Mientras Gabriel consideraba a aquel Edipo de la raza porcuna, un gracioso animal vino a enredársele entre los pies: era una paloma calzuda, moñuda, de cuello tornasolado donde reverberaban los más lindos colores; giraba arrullando, y su ronquera era honda, triste y voluptuosa a la vez. Gabriel se inclinó hacia ella, y el ave, sin asustarse mucho, se limitó a desviarse unos cuantos pasos de sus patitas rosadas.

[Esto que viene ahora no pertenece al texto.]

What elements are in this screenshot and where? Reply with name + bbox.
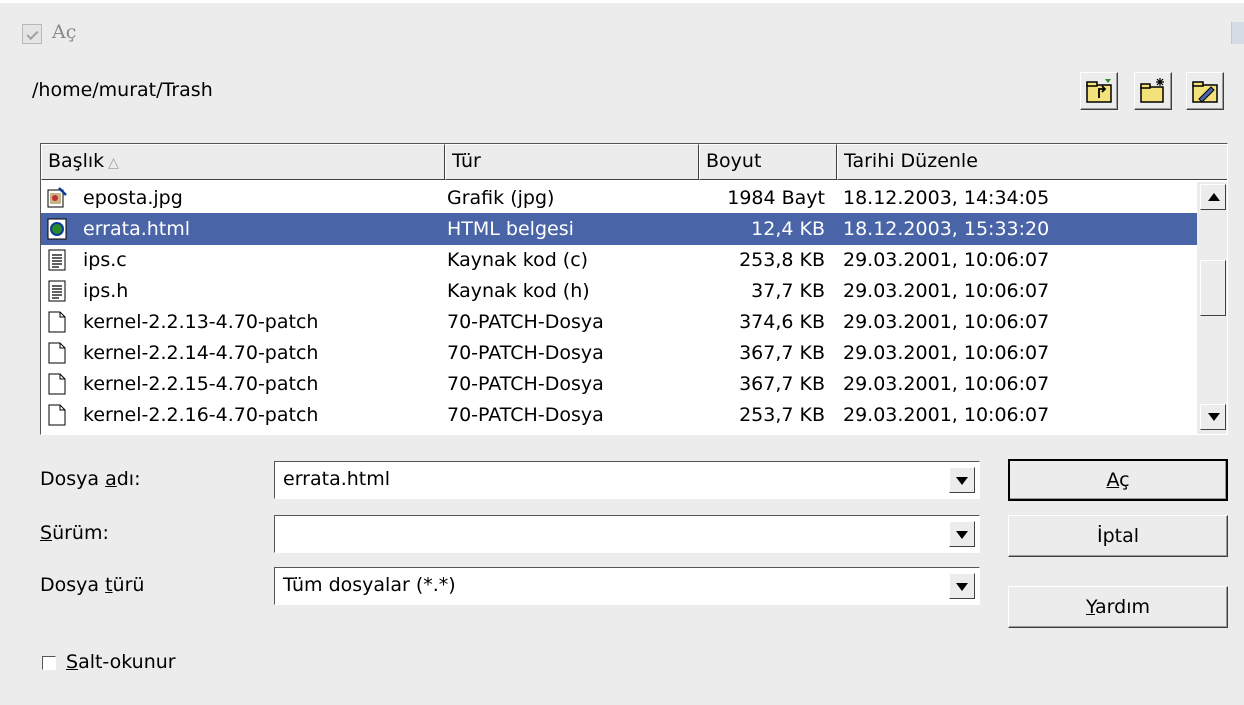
chevron-down-icon bbox=[956, 583, 968, 591]
default-directory-button[interactable] bbox=[1186, 72, 1224, 110]
file-type: Kaynak kod (h) bbox=[447, 280, 590, 302]
file-date: 29.03.2001, 10:06:07 bbox=[843, 342, 1050, 364]
file-size: 367,7 KB bbox=[739, 373, 825, 395]
file-row[interactable]: eposta.jpg Grafik (jpg) 1984 Bayt 18.12.200… bbox=[41, 182, 1199, 214]
sort-ascending-icon: △ bbox=[108, 155, 119, 171]
html-file-icon bbox=[47, 218, 67, 240]
generic-file-icon bbox=[47, 373, 67, 395]
text-file-icon bbox=[47, 280, 67, 302]
file-date: 29.03.2001, 10:06:07 bbox=[843, 249, 1050, 271]
column-header-size[interactable]: Boyut bbox=[699, 144, 837, 180]
generic-file-icon bbox=[47, 311, 67, 333]
column-header-type[interactable]: Tür bbox=[445, 144, 699, 180]
column-header-date[interactable]: Tarihi Düzenle bbox=[837, 144, 1227, 180]
column-size-label: Boyut bbox=[706, 150, 762, 172]
file-row[interactable]: kernel-2.2.15-4.70-patch 70-PATCH-Dosya 36… bbox=[41, 368, 1199, 400]
folder-up-icon bbox=[1086, 79, 1112, 103]
list-header: Başlık △ Tür Boyut Tarihi Düzenle bbox=[41, 144, 1227, 180]
scroll-up-button[interactable] bbox=[1200, 184, 1226, 210]
file-size: 37,7 KB bbox=[751, 280, 825, 302]
file-size: 1984 Bayt bbox=[727, 187, 825, 209]
filetype-value[interactable]: Tüm dosyalar (*.*) bbox=[283, 574, 456, 596]
cancel-button[interactable]: İptal bbox=[1008, 515, 1228, 557]
arrow-up-icon bbox=[1208, 193, 1220, 201]
help-button[interactable]: Yardım bbox=[1008, 586, 1228, 628]
file-size: 367,7 KB bbox=[739, 342, 825, 364]
generic-file-icon bbox=[47, 342, 67, 364]
column-header-name[interactable]: Başlık △ bbox=[41, 144, 445, 180]
file-name: kernel-2.2.16-4.70-patch bbox=[83, 404, 319, 426]
window-title: Aç bbox=[52, 21, 77, 43]
file-date: 18.12.2003, 15:33:20 bbox=[843, 218, 1050, 240]
folder-up-button[interactable] bbox=[1080, 72, 1118, 110]
readonly-label[interactable]: Salt-okunur bbox=[66, 651, 176, 673]
readonly-checkbox[interactable] bbox=[42, 656, 56, 670]
window-corner-button[interactable] bbox=[1231, 22, 1244, 44]
column-name-label: Başlık bbox=[48, 150, 105, 172]
current-path: /home/murat/Trash bbox=[32, 79, 213, 101]
new-folder-button[interactable] bbox=[1134, 72, 1172, 110]
file-size: 253,8 KB bbox=[739, 249, 825, 271]
column-type-label: Tür bbox=[452, 150, 481, 172]
file-type: 70-PATCH-Dosya bbox=[447, 342, 604, 364]
arrow-down-icon bbox=[1208, 413, 1220, 421]
app-icon bbox=[22, 24, 42, 44]
file-name: errata.html bbox=[83, 218, 191, 240]
filetype-dropdown-button[interactable] bbox=[949, 573, 975, 599]
file-date: 18.12.2003, 14:34:05 bbox=[843, 187, 1050, 209]
file-row[interactable]: kernel-2.2.14-4.70-patch 70-PATCH-Dosya 36… bbox=[41, 337, 1199, 369]
file-name: kernel-2.2.15-4.70-patch bbox=[83, 373, 319, 395]
file-size: 12,4 KB bbox=[751, 218, 825, 240]
file-size: 253,7 KB bbox=[739, 404, 825, 426]
file-row[interactable]: kernel-2.2.13-4.70-patch 70-PATCH-Dosya 37… bbox=[41, 306, 1199, 338]
file-date: 29.03.2001, 10:06:07 bbox=[843, 404, 1050, 426]
file-name: eposta.jpg bbox=[83, 187, 183, 209]
filetype-combo[interactable]: Tüm dosyalar (*.*) bbox=[274, 567, 980, 605]
version-combo[interactable] bbox=[274, 515, 980, 553]
new-folder-icon bbox=[1140, 78, 1164, 103]
file-type: 70-PATCH-Dosya bbox=[447, 404, 604, 426]
text-file-icon bbox=[47, 249, 67, 271]
filename-value[interactable]: errata.html bbox=[283, 468, 390, 490]
file-size: 374,6 KB bbox=[739, 311, 825, 333]
generic-file-icon bbox=[47, 404, 67, 426]
file-type: 70-PATCH-Dosya bbox=[447, 311, 604, 333]
file-type: Grafik (jpg) bbox=[447, 187, 555, 209]
filetype-label: Dosya türü bbox=[40, 574, 145, 596]
file-name: kernel-2.2.14-4.70-patch bbox=[83, 342, 319, 364]
file-row[interactable]: ips.c Kaynak kod (c) 253,8 KB 29.03.2001, 1… bbox=[41, 244, 1199, 276]
file-type: 70-PATCH-Dosya bbox=[447, 373, 604, 395]
image-file-icon bbox=[47, 187, 67, 209]
file-type: HTML belgesi bbox=[447, 218, 574, 240]
open-button[interactable]: Aç bbox=[1008, 459, 1228, 501]
chevron-down-icon bbox=[956, 477, 968, 485]
vertical-scrollbar[interactable] bbox=[1197, 182, 1227, 434]
version-dropdown-button[interactable] bbox=[949, 521, 975, 547]
file-type: Kaynak kod (c) bbox=[447, 249, 589, 271]
file-date: 29.03.2001, 10:06:07 bbox=[843, 373, 1050, 395]
version-label: Sürüm: bbox=[40, 522, 109, 544]
filename-dropdown-button[interactable] bbox=[949, 467, 975, 493]
title-bar: Aç bbox=[0, 14, 1244, 54]
file-name: kernel-2.2.13-4.70-patch bbox=[83, 311, 319, 333]
file-row[interactable]: errata.html HTML belgesi 12,4 KB 18.12.2003… bbox=[41, 213, 1199, 245]
filename-label: Dosya adı: bbox=[40, 468, 141, 490]
file-row[interactable]: ips.h Kaynak kod (h) 37,7 KB 29.03.2001, 10… bbox=[41, 275, 1199, 307]
file-name: ips.c bbox=[83, 249, 127, 271]
scroll-thumb[interactable] bbox=[1200, 260, 1226, 316]
scroll-down-button[interactable] bbox=[1200, 404, 1226, 430]
default-directory-icon bbox=[1192, 81, 1218, 103]
chevron-down-icon bbox=[956, 531, 968, 539]
file-name: ips.h bbox=[83, 280, 129, 302]
file-date: 29.03.2001, 10:06:07 bbox=[843, 311, 1050, 333]
top-border bbox=[0, 0, 1244, 3]
file-row[interactable]: kernel-2.2.16-4.70-patch 70-PATCH-Dosya 25… bbox=[41, 399, 1199, 431]
file-date: 29.03.2001, 10:06:07 bbox=[843, 280, 1050, 302]
file-list[interactable]: Başlık △ Tür Boyut Tarihi Düzenle eposta.… bbox=[40, 143, 1228, 435]
column-date-label: Tarihi Düzenle bbox=[844, 150, 978, 172]
filename-combo[interactable]: errata.html bbox=[274, 461, 980, 499]
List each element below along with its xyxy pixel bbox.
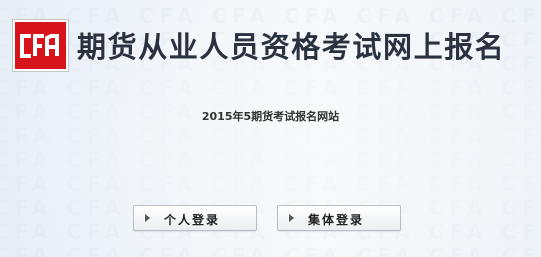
cfa-logo-icon (20, 34, 59, 58)
personal-login-button[interactable]: 个人登录 (133, 205, 257, 231)
cfa-logo (13, 20, 68, 71)
site-title: 期货从业人员资格考试网上报名 (77, 30, 506, 64)
arrow-right-icon (145, 214, 150, 222)
group-login-button[interactable]: 集体登录 (277, 205, 401, 231)
page-subtitle: 2015年5期货考试报名网站 (201, 110, 340, 123)
header: 期货从业人员资格考试网上报名 (0, 0, 541, 88)
group-login-label: 集体登录 (308, 213, 365, 227)
personal-login-label: 个人登录 (164, 213, 221, 227)
arrow-right-icon (289, 214, 294, 222)
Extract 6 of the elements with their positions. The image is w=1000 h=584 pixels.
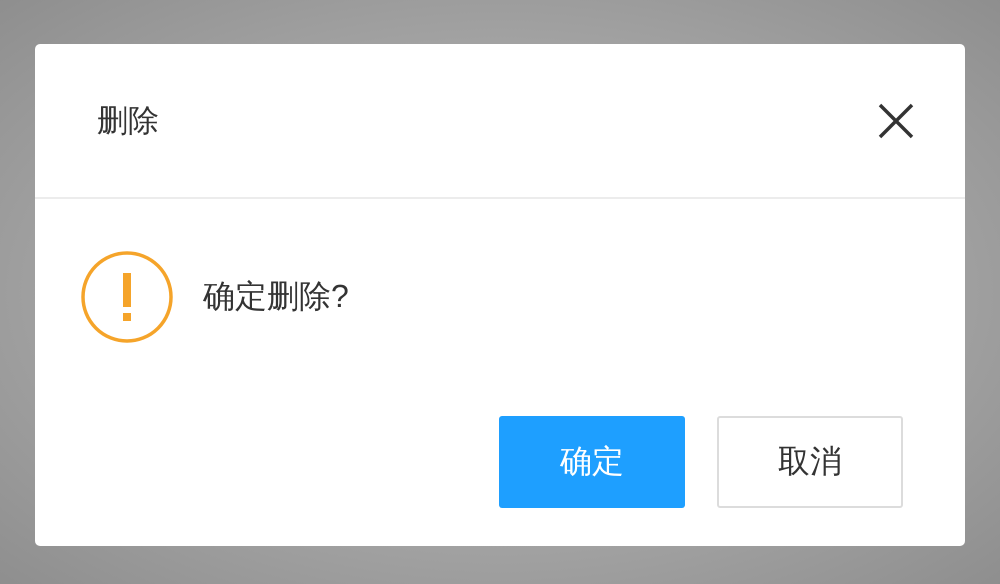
confirm-message: 确定删除? — [203, 277, 349, 316]
cancel-button[interactable]: 取消 — [717, 416, 903, 508]
close-icon — [877, 102, 915, 140]
dialog-title: 删除 — [97, 102, 159, 140]
close-button[interactable] — [877, 102, 915, 140]
warning-icon — [79, 249, 175, 345]
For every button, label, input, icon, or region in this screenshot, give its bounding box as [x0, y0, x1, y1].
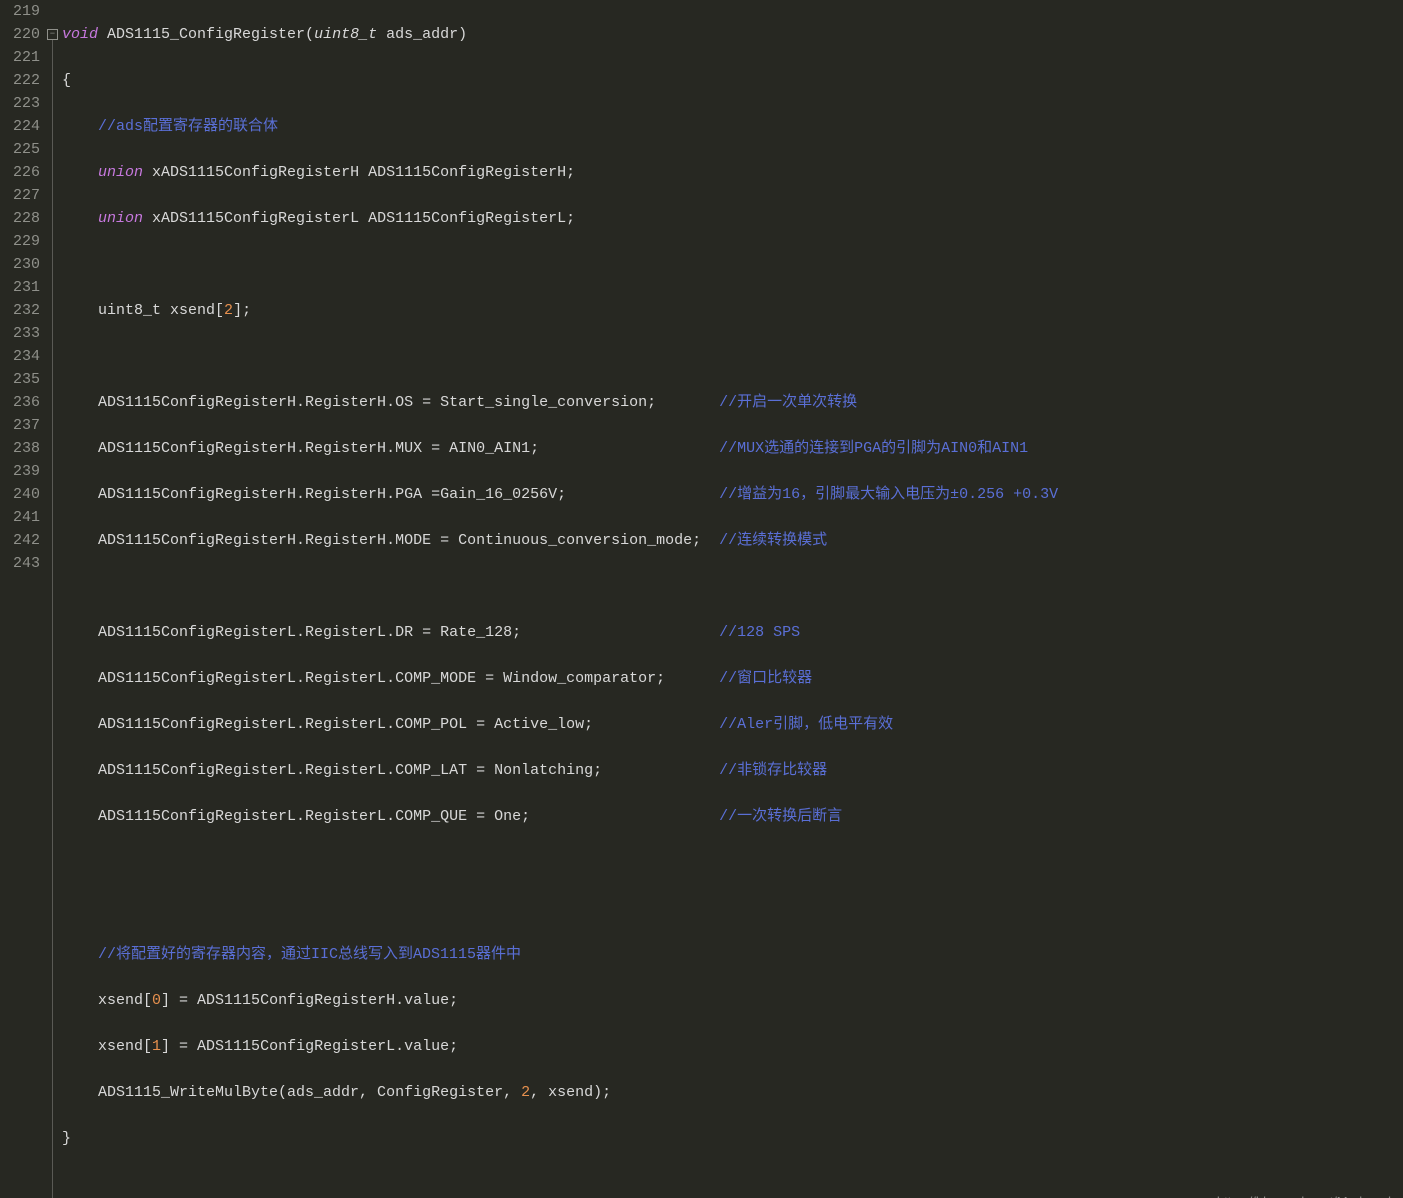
stmt: , xsend); — [530, 1084, 611, 1101]
code-line — [62, 253, 1403, 276]
code-line: void ADS1115_ConfigRegister(uint8_t ads_… — [62, 23, 1403, 46]
stmt: ] = ADS1115ConfigRegisterL.value; — [161, 1038, 458, 1055]
watermark: https://blog.csdn.net/Mark_md — [1217, 1190, 1391, 1198]
stmt: ADS1115ConfigRegisterL.RegisterL.COMP_QU… — [98, 808, 719, 825]
line-number: 234 — [4, 345, 40, 368]
stmt: ADS1115ConfigRegisterH.RegisterH.MODE = … — [98, 532, 719, 549]
line-number: 242 — [4, 529, 40, 552]
code-line: ADS1115ConfigRegisterL.RegisterL.DR = Ra… — [62, 621, 1403, 644]
line-number: 220 — [4, 23, 40, 46]
stmt: uint8_t xsend[ — [98, 302, 224, 319]
code-line: } — [62, 1127, 1403, 1150]
stmt: ADS1115_WriteMulByte(ads_addr, ConfigReg… — [98, 1084, 521, 1101]
code-line — [62, 851, 1403, 874]
line-number: 241 — [4, 506, 40, 529]
stmt: ]; — [233, 302, 251, 319]
line-number: 243 — [4, 552, 40, 575]
line-number: 230 — [4, 253, 40, 276]
stmt: xsend[ — [98, 1038, 152, 1055]
brace: { — [62, 72, 71, 89]
keyword-void: void — [62, 26, 98, 43]
stmt: ADS1115ConfigRegisterL.RegisterL.COMP_PO… — [98, 716, 719, 733]
comment: //Aler引脚，低电平有效 — [719, 716, 893, 733]
comment: //ads配置寄存器的联合体 — [98, 118, 278, 135]
code-line: xsend[1] = ADS1115ConfigRegisterL.value; — [62, 1035, 1403, 1058]
comment: //连续转换模式 — [719, 532, 827, 549]
stmt: ADS1115ConfigRegisterH.RegisterH.OS = St… — [98, 394, 719, 411]
stmt: ] = ADS1115ConfigRegisterH.value; — [161, 992, 458, 1009]
decl: xADS1115ConfigRegisterH ADS1115ConfigReg… — [143, 164, 575, 181]
stmt: ADS1115ConfigRegisterH.RegisterH.PGA =Ga… — [98, 486, 719, 503]
brace: } — [62, 1130, 71, 1147]
code-line: ADS1115_WriteMulByte(ads_addr, ConfigReg… — [62, 1081, 1403, 1104]
code-line: ADS1115ConfigRegisterL.RegisterL.COMP_MO… — [62, 667, 1403, 690]
line-number: 233 — [4, 322, 40, 345]
comment: //增益为16，引脚最大输入电压为±0.256 +0.3V — [719, 486, 1058, 503]
line-number: 235 — [4, 368, 40, 391]
line-number: 222 — [4, 69, 40, 92]
code-line: ADS1115ConfigRegisterL.RegisterL.COMP_PO… — [62, 713, 1403, 736]
line-number: 237 — [4, 414, 40, 437]
line-number: 226 — [4, 161, 40, 184]
line-number-gutter: 2192202212222232242252262272282292302312… — [0, 0, 46, 1198]
code-line: ADS1115ConfigRegisterL.RegisterL.COMP_QU… — [62, 805, 1403, 828]
code-line — [62, 897, 1403, 920]
stmt: xsend[ — [98, 992, 152, 1009]
keyword-union: union — [98, 164, 143, 181]
fold-guide-line — [52, 40, 53, 1198]
code-line: union xADS1115ConfigRegisterH ADS1115Con… — [62, 161, 1403, 184]
number: 2 — [521, 1084, 530, 1101]
comment: //窗口比较器 — [719, 670, 812, 687]
line-number: 239 — [4, 460, 40, 483]
comment: //MUX选通的连接到PGA的引脚为AIN0和AIN1 — [719, 440, 1028, 457]
comment: //一次转换后断言 — [719, 808, 842, 825]
code-line: union xADS1115ConfigRegisterL ADS1115Con… — [62, 207, 1403, 230]
line-number: 223 — [4, 92, 40, 115]
line-number: 232 — [4, 299, 40, 322]
number: 0 — [152, 992, 161, 1009]
code-line: xsend[0] = ADS1115ConfigRegisterH.value; — [62, 989, 1403, 1012]
line-number: 236 — [4, 391, 40, 414]
comment: //128 SPS — [719, 624, 800, 641]
param: ads_addr) — [377, 26, 467, 43]
code-line: { — [62, 69, 1403, 92]
code-editor[interactable]: 2192202212222232242252262272282292302312… — [0, 0, 1403, 1198]
code-line: ADS1115ConfigRegisterL.RegisterL.COMP_LA… — [62, 759, 1403, 782]
code-area[interactable]: void ADS1115_ConfigRegister(uint8_t ads_… — [60, 0, 1403, 1198]
line-number: 225 — [4, 138, 40, 161]
type: uint8_t — [314, 26, 377, 43]
line-number: 219 — [4, 0, 40, 23]
line-number: 231 — [4, 276, 40, 299]
keyword-union: union — [98, 210, 143, 227]
comment: //将配置好的寄存器内容，通过IIC总线写入到ADS1115器件中 — [98, 946, 521, 963]
code-line — [62, 345, 1403, 368]
code-line: //ads配置寄存器的联合体 — [62, 115, 1403, 138]
stmt: ADS1115ConfigRegisterL.RegisterL.COMP_LA… — [98, 762, 719, 779]
stmt: ADS1115ConfigRegisterH.RegisterH.MUX = A… — [98, 440, 719, 457]
code-line: ADS1115ConfigRegisterH.RegisterH.MUX = A… — [62, 437, 1403, 460]
code-line: //将配置好的寄存器内容，通过IIC总线写入到ADS1115器件中 — [62, 943, 1403, 966]
line-number: 221 — [4, 46, 40, 69]
comment: //开启一次单次转换 — [719, 394, 857, 411]
stmt: ADS1115ConfigRegisterL.RegisterL.DR = Ra… — [98, 624, 719, 641]
line-number: 224 — [4, 115, 40, 138]
decl: xADS1115ConfigRegisterL ADS1115ConfigReg… — [143, 210, 575, 227]
number: 2 — [224, 302, 233, 319]
fold-column: − — [46, 0, 60, 1198]
number: 1 — [152, 1038, 161, 1055]
line-number: 229 — [4, 230, 40, 253]
fold-toggle-icon[interactable]: − — [47, 29, 58, 40]
code-line: ADS1115ConfigRegisterH.RegisterH.OS = St… — [62, 391, 1403, 414]
comment: //非锁存比较器 — [719, 762, 827, 779]
line-number: 227 — [4, 184, 40, 207]
function-signature: ADS1115_ConfigRegister( — [98, 26, 314, 43]
line-number: 240 — [4, 483, 40, 506]
code-line: uint8_t xsend[2]; — [62, 299, 1403, 322]
code-line — [62, 575, 1403, 598]
line-number: 238 — [4, 437, 40, 460]
line-number: 228 — [4, 207, 40, 230]
code-line: ADS1115ConfigRegisterH.RegisterH.PGA =Ga… — [62, 483, 1403, 506]
stmt: ADS1115ConfigRegisterL.RegisterL.COMP_MO… — [98, 670, 719, 687]
code-line: ADS1115ConfigRegisterH.RegisterH.MODE = … — [62, 529, 1403, 552]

-¿Hay palomar? -preguntó Pardo.
-No señor... (El criado estregó el pulgar contra el índice, como indicando que no sobraba dinero para meterse en aventuras.) Pero el señor abad... como Dios lo dio tan blando de corazón... y como las palomas le gustan... mantiene a las de todos los palomares de por ahí, y siempre tenemos la casa llena de estas bribonas... Siquiera sacamos un par de pichones para asarlos; aquí no vienen sino a llenar el papo y marcharse... ¡Largo, galopinas! -añadió dirigiéndose a varias que desde el tejado descendían a la corraliza volando corto-. ¡Ay señor! -añadió el criado tristemente-: es mucho gusto servir a un santo... ¡pero también... los trabajos que se pasan para ir viviendo acaban con uno! Aquí no se cobran derechos... aquí los feligreses se ríen del señor, y no traen ni huevos, ni gallinas, ni fruta, ni nada... Aquí la fiesta del Patrón, como si no la hubiera... ¡Aquí se guarda el tocino y la carne para los enfermos de la parroquia, y nosotros pasamos con berzas y unto!
Latió el perro de alegría; abriose la puerta del patio que comunicaba con la corraliza, y apareció el cura flaco, sumido de carnes, encorvado, canoso, de ojos azules muy apagados, vestido con una sotanuela color de ala de mosca, pero limpia. Gabriel se descubrió, se adelantó, y antes de saludarle inclinose y le estampó un gran beso en la mano.